A favor, algún diseño visual adecuado, como el de la máquina del tiempo, y el protagonismo de Kodi Smith-McPhee, más implicado de lo que la cinta merece, en su calamitosa aventura vital, bien secundado por Ryan Kwanten, un actor más bien desconocido, pero que posee cierto potencial para los papeles físicos. 

Precisamente, y para terminar, si algo tiene 2067 es potencial, una pena que esta opera prima no lo aproveche, y se pierda en su propio círculo vicioso, Larney equivoca las formas, abraza el sopor por su falta de habilidad narrativa, situando finalmente a la cinta en las antípodas de lo memorable.






- Perlas del Fancine:

LO QUE HACEMOS EN LAS SOMBRAS

De cuando en cuando, surge en el planeta cine y realizador genuinamente original, dotado para atraer la atención del respetable, por encima de tanto producto manufacturado o convencionalismos varios, incluso cuando el género al que se adscribe para su carta de presentación internacional, no sea precisamente el más novedoso.

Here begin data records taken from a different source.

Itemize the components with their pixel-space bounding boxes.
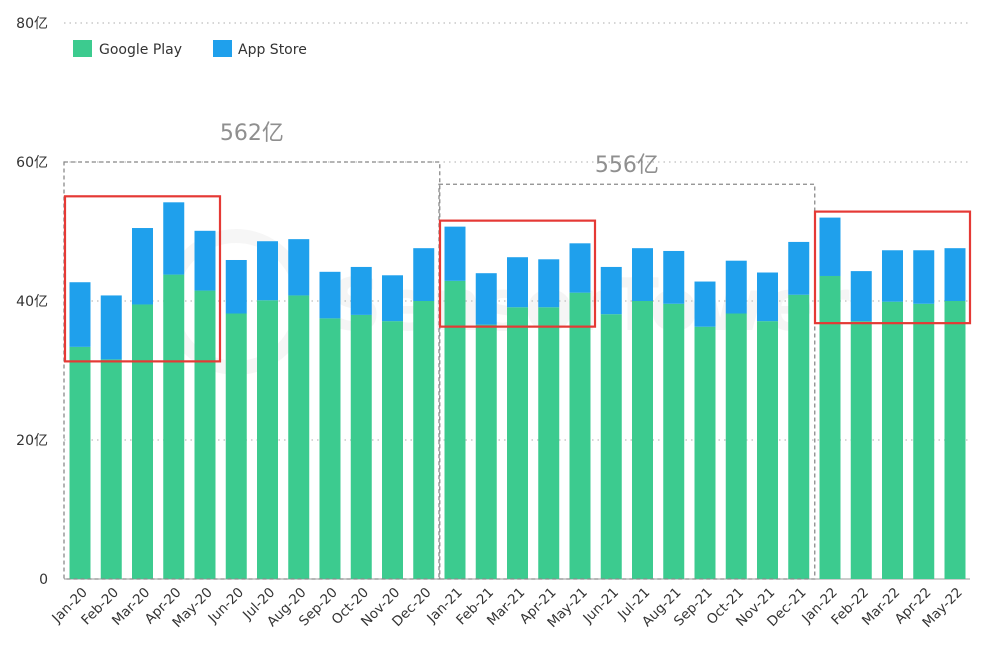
bar-app-store [600, 266, 622, 315]
legend-label-app-store: App Store [238, 42, 307, 58]
bar-google-play [882, 301, 903, 579]
bar-google-play [257, 300, 278, 579]
bar-app-store [350, 266, 372, 315]
y-tick-label: 20亿 [16, 433, 48, 449]
y-tick-label: 40亿 [16, 294, 48, 310]
bar-app-store [913, 250, 935, 304]
y-tick-label: 0 [39, 572, 48, 588]
highlight-box [63, 195, 222, 363]
bar-google-play [225, 313, 247, 579]
bar-app-store [100, 295, 122, 360]
bar-google-play [194, 290, 216, 579]
bar-google-play [694, 326, 716, 579]
bar-app-store [475, 273, 497, 325]
bar-google-play [319, 318, 341, 579]
group-total-label: 556亿 [595, 153, 659, 178]
bar-google-play [632, 301, 653, 579]
bar-google-play [413, 301, 435, 579]
bar-app-store [788, 241, 810, 295]
bar-google-play [944, 301, 966, 579]
bar-google-play [788, 294, 810, 579]
bar-app-store [725, 260, 747, 314]
bar-google-play [132, 304, 153, 579]
bar-google-play [569, 292, 591, 579]
bar-google-play [913, 303, 935, 579]
bar-app-store [319, 271, 341, 319]
y-tick-label: 60亿 [16, 155, 48, 171]
bar-google-play [350, 314, 372, 579]
bar-app-store [538, 259, 560, 308]
highlight-box [813, 210, 972, 325]
bar-google-play [663, 303, 685, 579]
bar-google-play [507, 307, 528, 579]
bar-app-store [163, 202, 185, 275]
bar-app-store [850, 271, 872, 322]
bar-app-store [882, 250, 903, 302]
bar-app-store [413, 248, 435, 301]
legend-label-google-play: Google Play [99, 42, 182, 58]
bar-app-store [819, 217, 841, 276]
bar-app-store [132, 228, 153, 305]
bar-app-store [632, 248, 653, 301]
bar-google-play [100, 359, 122, 579]
x-tick-label: Jun-21 [580, 585, 623, 628]
bar-app-store [225, 259, 247, 314]
bar-google-play [538, 307, 560, 579]
bar-google-play [757, 321, 778, 579]
bar-app-store [694, 281, 716, 327]
bar-app-store [569, 243, 591, 293]
bar-app-store [444, 226, 466, 281]
bar-app-store [507, 257, 528, 308]
group-total-label: 562亿 [220, 121, 284, 146]
bar-app-store [944, 248, 966, 301]
group-box [63, 161, 441, 580]
bar-app-store [257, 241, 278, 301]
highlight-box [438, 219, 597, 328]
y-tick-label: 80亿 [16, 16, 48, 32]
bar-google-play [444, 280, 466, 579]
bar-google-play [69, 346, 91, 579]
bar-app-store [194, 230, 216, 291]
bar-app-store [288, 239, 310, 296]
bar-app-store [382, 275, 403, 322]
bar-google-play [600, 314, 622, 579]
bar-google-play [163, 274, 185, 579]
bar-app-store [69, 282, 91, 347]
bar-google-play [288, 295, 310, 579]
bar-app-store [757, 272, 778, 322]
bar-google-play [850, 321, 872, 579]
legend-swatch-google-play [73, 40, 92, 57]
bar-google-play [725, 313, 747, 579]
legend-swatch-app-store [213, 40, 232, 57]
bar-google-play [475, 324, 497, 579]
x-tick-label: Jun-20 [205, 585, 248, 628]
bar-google-play [382, 321, 403, 579]
bar-app-store [663, 250, 685, 304]
bar-google-play [819, 275, 841, 579]
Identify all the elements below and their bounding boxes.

Bajo el formato de falso documental, el neozelandes Taika Waititi adapta, junto a su socio Jemaine Clement, su propio mediometraje de 2005 del mismo título, que ha apuntaba maneras como delirante obra de terror, que incluso contaba con el protagonismo de Jonathan Brugh, y de los propios realizadores, los cuales se mantienen intactos en sus roles, para esta nueva versión. 

Las aventuras de Deacon, Vladislav y Viago, tres vampiros que comparten vivienda acompañados de Petyr, un nosferatu poco sociable, que vive en el sótano, supone el punto de partida de una de las comedias más inteligentes de este nuevo siglo, que combina diálogos y situaciones muy ingeniosas, funcionando también como un divertido híbrido de terror, dada la ingenuidad con la que sus protagonistas afrontan el mundo que les rodea, anclados más bien en el pasado.

En los apartados técnicos, destaca el virtuosismo de los efectos especiales, hechos de manera artesanal, e insertado de manera impecable en muchas de sus escenas, algunas de los más impactantes, porque pese a su tono de comedia, el film no frivoliza con su aspecto más terrorífico, portando un equilibrio envidiable en ambos aspectos. 

Finalmente, mientras la estrella de Waititi no para de crecer en Hollywood, Oscar como guionista incluido, el recorrido de 'Lo que hacemos en las sombras' se mantiene incluso en alza, gracias a la serie televisiva, que anda ya por su segunda temporada, manteniendo el nivel de un trabajo independiente, tan modesto que apenas contempla un único escenario, pero sobrado de talento e ingenio a raudales.